Over the last few decades, Australia’s family law system has evolved significantly to recognise de facto relationships. These developments in the law are a result of changing societal values and attitudes towards relationships outside of marriage.
Nowadays, de facto couples are entitled to much of the same financial, property, and parental rights that the law affords to married couples.
For this reason, it is important to be aware of the potential legal implications that may arise when entering into a relationship or moving in with your partner.
The legal definition of de facto relationship under Australian family law
With the exception of Western Australia, the Family Law Act 1975 (Cth) deals with all de facto relationships in Australia.
Section 4AA (1) of the Act sets out the meaning of de facto relationship.

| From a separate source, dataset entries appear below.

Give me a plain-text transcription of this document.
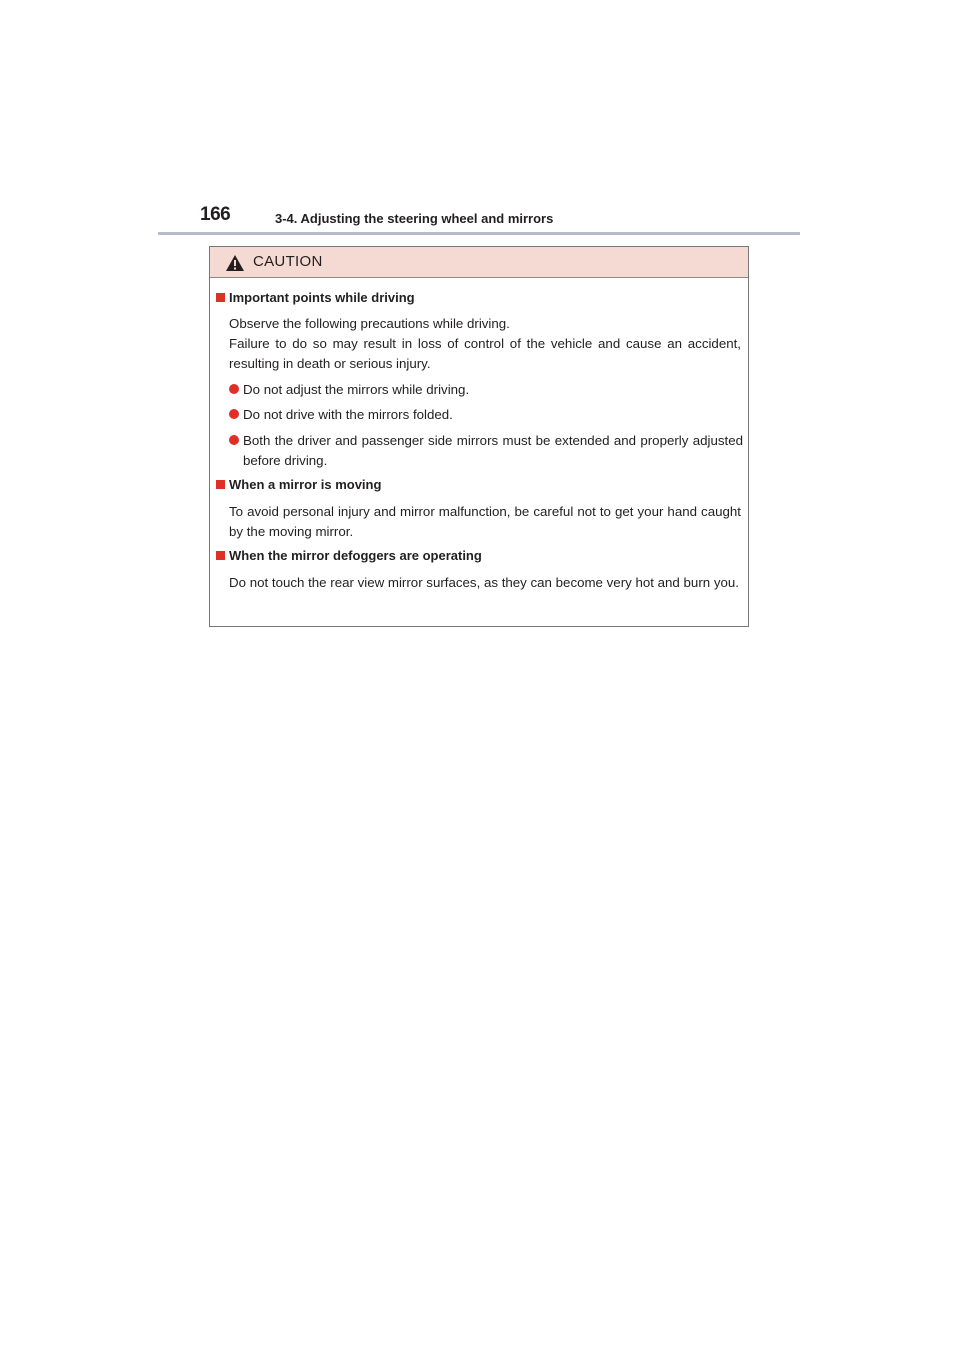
166	3-4. Adjusting the steering wheel and mirrors
CAUTION
Important points while driving
Observe the following precautions while driving.
Failure to do so may result in loss of control of the vehicle and cause an accident, resulting in death or serious injury.
Do not adjust the mirrors while driving.
Do not drive with the mirrors folded.
Both the driver and passenger side mirrors must be extended and properly adjusted before driving.
When a mirror is moving
To avoid personal injury and mirror malfunction, be careful not to get your hand caught by the moving mirror.
When the mirror defoggers are operating
Do not touch the rear view mirror surfaces, as they can become very hot and burn you.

According to this provision, a person is in a de facto relationship with another person if they meet the following three criteria –
- (a) The persons are not legally married to each other;
- (b) The persons are not related by family – this includes if one person is the child of the other, one person is another descendant of the other or if they have a parent in common; and
- (c) Having regard to all the circumstances of their relationship, the persons have a relationship as a couple living together on a genuine domestic basis
Notably, de facto relationships can be between two people of the same sex or opposite sex. It is also possible to be in a de facto relationship if you are still legally married to, or in another relationship with, a third person.
Much similar to the federal meaning of the term, a de facto relationship in Western Australia involves ‘two persons who live together in a marriage-like relationship’.
How is a de facto relationship determined?
Because these definitions are so broad, determining whether or not a de facto relationship exists is no easy task. For years, the Family Court has dealt with disputes over what it means to live together on a genuine domestic basis.
Thankfully, s4AA (2) of the Family Law Act 1975 sets out a list of factors that can provide some additional guidance. These factors may be relevant but are not necessarily determinative when proving the existence of a de facto relationship.
(a) Duration of the relationship – There is no specific requirement regarding the duration of a de facto relationship in the actual definition of the term. However, case law suggests that the longer the relationship, the easier it is to prove it exists.
(b) The nature and extent of the common residence – This factor will look to whether the couple has lived together during the course of their relationship. The language ‘nature and extent’ suggests that a couple may be in a de facto relationship despite maintaining separate homes.
(c) Whether a sexual relationship exists – Whether a long-standing sexual relationship does or does not reach the threshold of a ‘shared life’ will often be a question of fact that depends very much on the circumstances of the individual couple.
(d) The degree of financial dependence or interdependence, and any arrangements for financial support – Here the court might consider whether you share a joint bank account or contribute equally to household expenses and groceries.
(e) The ownership, use and acquisition of property – Property may include real estate, furniture, chattels or even household pets. The court may also look at how much each party contributes to mortgage repayments.
(f) The degree of mutual commitment to a shared life – Couples may demonstrate a mutual commitment to a shared life in various ways. In addition to living in a common residence, consider whether you spend regular time with your partner’s loved ones, share meals or have regular conversations over the phone.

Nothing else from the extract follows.